[Spambayes] My adventures with Spambayes...
Don Chance
chance at stsci.edu
Wed Aug 13 17:07:52 EDT 2003
>> Next, I tried training the filter, but kept getting:
>>
>> imaplib.error: APPEND command error: BAD ['Invalid date-time
>> in Append command']
>>
>> Added some print statements to see what was going on. After
>> staring at the time string that caused the problem for a long
>> time, I finally figured out the what was causing the error.
>> The last part of the time was "+000" instead of "+0000".
> [...]
> Hmm - haven't seen this before. This is very strange - we get the
> date/time from the fetch response, preferably, and if that fails, we use
> imaplib's Time2Internaldate function to convert either the message's
> date header or the current time (if all else fails) to the right format.
> I can't see how this could be Time2Internaldate's fault, because the
> timezone is added with a "%+03d%02d" that forces the correct number of
> digits. This presumably leaves your imap server as the culprit.
> If you run imapfilter with the switch "-i4" it will print out the imap
> commands and responses - it would be interesting to know if this is the
> case, and which imap server this is. I suppose if it is the case, then
> a patch like the one you used is the only solution.
I also suspected it was the IMAP was to blame. We use a Mirapoint
Message Server for our mail. I tried the "-i4" option but didn't
immediately see any "+000" timezones.
>> Next, I tried to classify my Inbox, but kept getting
>> assertion errors on "assert hamcount <= nham". Added some
>> print statements to see what was going on:
>[...]
>> assert hamcount <= nham
>> AssertionError
>>
>> Made the following modification to classifier.py to
>> workaround the problem:
>[...]
> This is just hiding a problem. If that assertion fails, it means that
> your database is screwed and that you need to retrain from scratch.
> This is most likely a result of the failed training from the bad
> appending. Simply deleting the database file (probably hammie.db)
> should fix the problem.
Yep, I knew I wasn't really solving anything. I just wanted to get
around the problem with a minimum of fuss.

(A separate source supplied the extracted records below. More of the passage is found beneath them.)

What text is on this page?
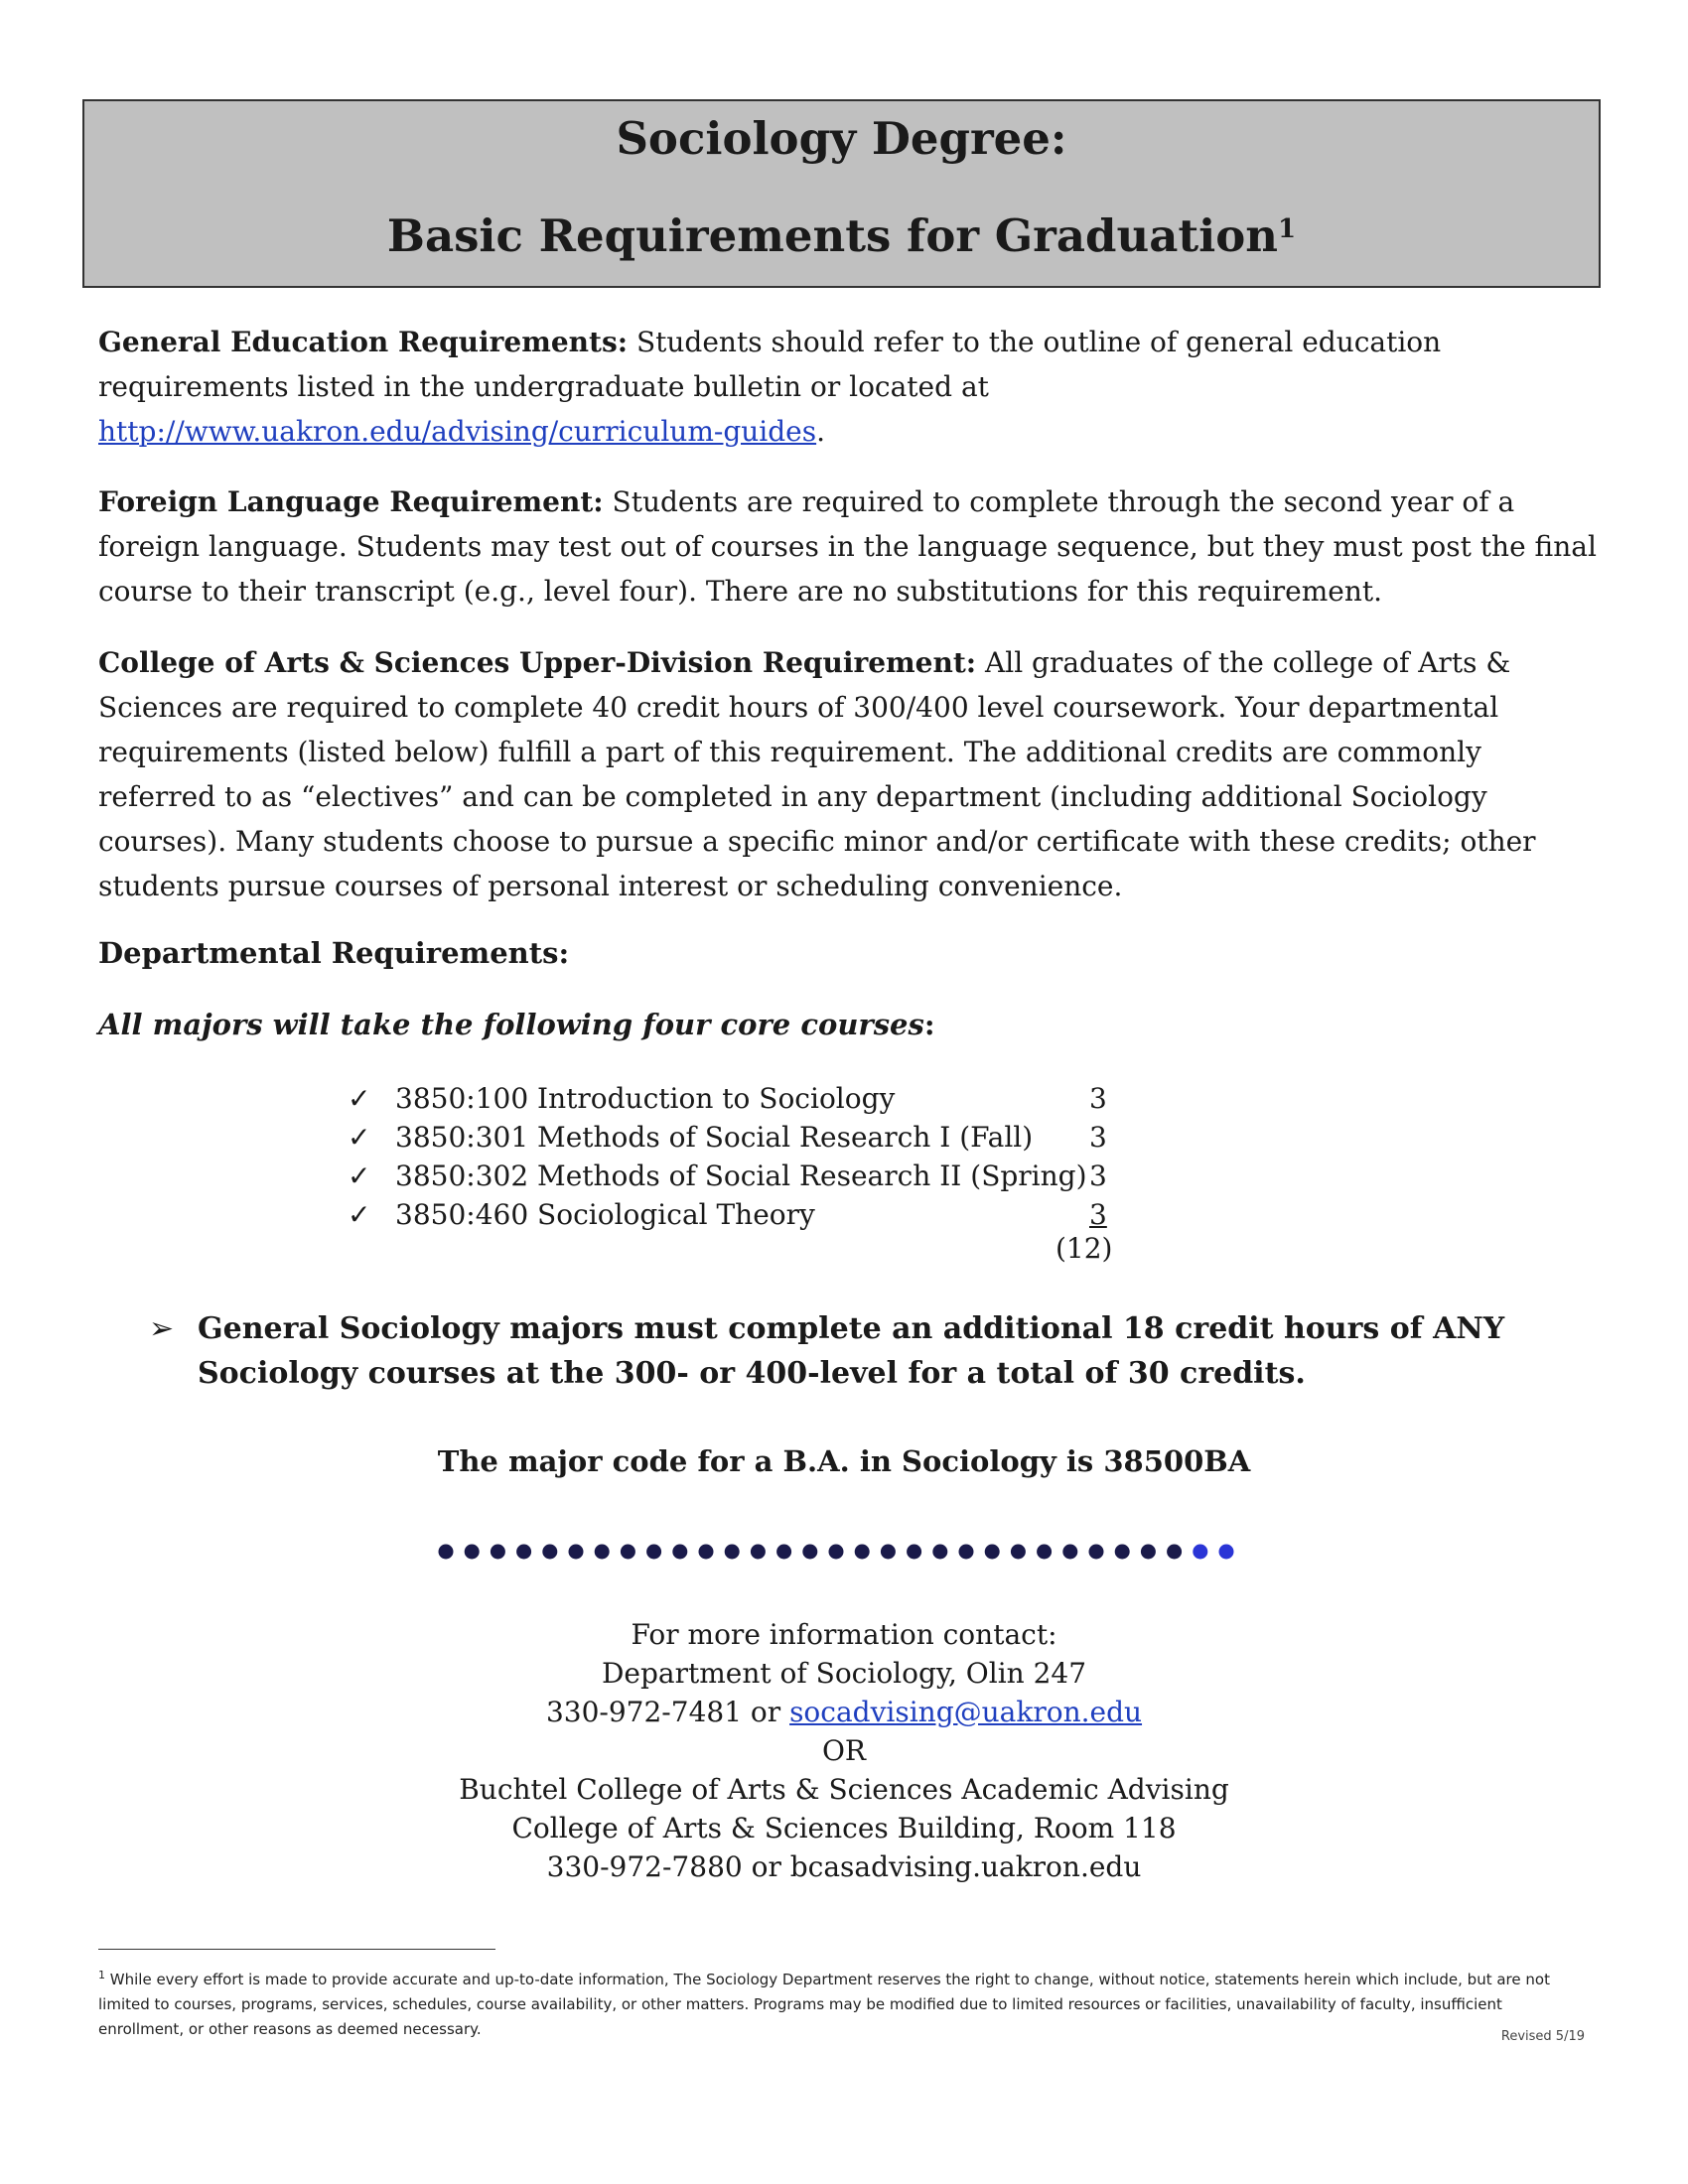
Sociology Degree:
Basic Requirements for Graduation$^1$

General Education Requirements: Students should refer to the outline of general education requirements listed in the undergraduate bulletin or located at http://www.uakron.edu/advising/curriculum-guides.

Foreign Language Requirement: Students are required to complete through the second year of a foreign language. Students may test out of courses in the language sequence, but they must post the final course to their transcript (e.g., level four). There are no substitutions for this requirement.

College of Arts & Sciences Upper-Division Requirement: All graduates of the college of Arts & Sciences are required to complete 40 credit hours of 300/400 level coursework. Your departmental requirements (listed below) fulfill a part of this requirement. The additional credits are commonly referred to as “electives” and can be completed in any department (including additional Sociology courses). Many students choose to pursue a specific minor and/or certificate with these credits; other students pursue courses of personal interest or scheduling convenience.

Departmental Requirements:

All majors will take the following four core courses:

✓ 3850:100 Introduction to Sociology	3
✓ 3850:301 Methods of Social Research I (Fall) 3
✓ 3850:302 Methods of Social Research II (Spring) 3
✓ 3850:460 Sociological Theory	3
(12)
➢ General Sociology majors must complete an additional 18 credit hours of ANY Sociology courses at the 300- or 400-level for a total of 30 credits.
The major code for a B.A. in Sociology is 38500BA
For more information contact:
Department of Sociology, Olin 247
330-972-7481 or socadvising@uakron.edu
OR
Buchtel College of Arts & Sciences Academic Advising
College of Arts & Sciences Building, Room 118
330-972-7880 or bcasadvising.uakron.edu
$^1$ While every effort is made to provide accurate and up-to-date information, The Sociology Department reserves the right to change, without notice, statements herein which include, but are not limited to courses, programs, services, schedules, course availability, or other matters. Programs may be modified due to limited resources or facilities, unavailability of faculty, insufficient enrollment, or other reasons as deemed necessary.	Revised 5/19
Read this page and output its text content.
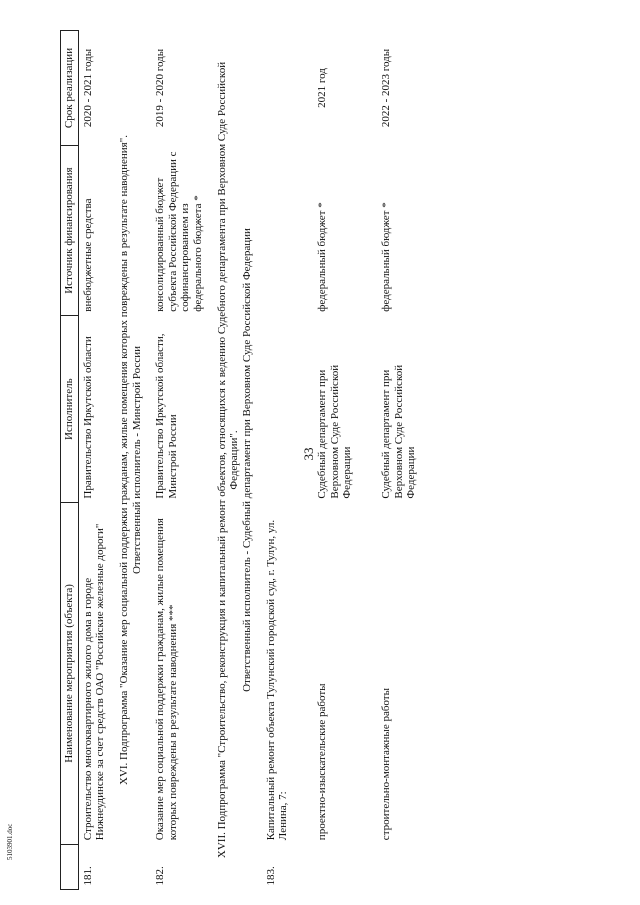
33
5103901.doc
	Наименование мероприятия (объекта)	Исполнитель	Источник финансирования	Срок реализации
181.	Строительство многоквартирного жилого дома в городе Нижнеудинске за счет средств ОАО "Российские железные дороги"	Правительство Иркутской области	внебюджетные средства	2020 - 2021 годы

XVI. Подпрограмма "Оказание мер социальной поддержки гражданам, жилые помещения которых повреждены в результате наводнения". Ответственный исполнитель - Минстрой России				

182.	Оказание мер социальной поддержки гражданам, жилые помещения которых повреждены в результате наводнения ***	Правительство Иркутской области, Минстрой России	консолидированный бюджет субъекта Российской Федерации с софинансированием из федерального бюджета *	2019 - 2020 годы

XVII. Подпрограмма "Строительство, реконструкция и капитальный ремонт объектов, относящихся к ведению Судебного департамента при Верховном Суде Российской Федерации". Ответственный исполнитель - Судебный департамент при Верховном Суде Российской Федерации				

183.	Капитальный ремонт объекта Тулунский городской суд, г. Тулун, ул. Ленина, 7:			

	проектно-изыскательские работы	Судебный департамент при Верховном Суде Российской Федерации	федеральный бюджет *	2021 год

	строительно-монтажные работы	Судебный департамент при Верховном Суде Российской Федерации	федеральный бюджет *	2022 - 2023 годы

I think I know how I corrupted the database. When I first brought up
the web interface, I clicked on the "Train as Ham" button when nothing
was in the textbox. It looks like that may have gotten the hamcount
out of wack from the very beginning.
So, I renamed hammie.db and tried training again, but, of course, as
is my custom, I got another traceback:
> python2.2 imapfilter.py -t -v -p
[...]
.type(response): <type 'str'>
response: 22 (UID 100 RFC822 {13605}
*Traceback (most recent call last):
File "imapfilter.py", line 789, in ?
run()
File "imapfilter.py", line 775, in run
imap_filter.Train()
File "imapfilter.py", line 607, in Train
num_ham_trained = folder.Train(self.classifier, False)
File "imapfilter.py", line 536, in Train
classifier.unlearn(msg.asTokens(), not isSpam)
File "/data/copland1/chance/python/site-packages/spambayes/classifier.py", line 283, in unlearn
self._remove_msg(wordstream, is_spam)
File "/data/copland1/chance/python/site-packages/spambayes/classifier.py", line 424, in _remove_msg
raise ValueError("spam count would go negative!")
ValueError: spam count would go negative!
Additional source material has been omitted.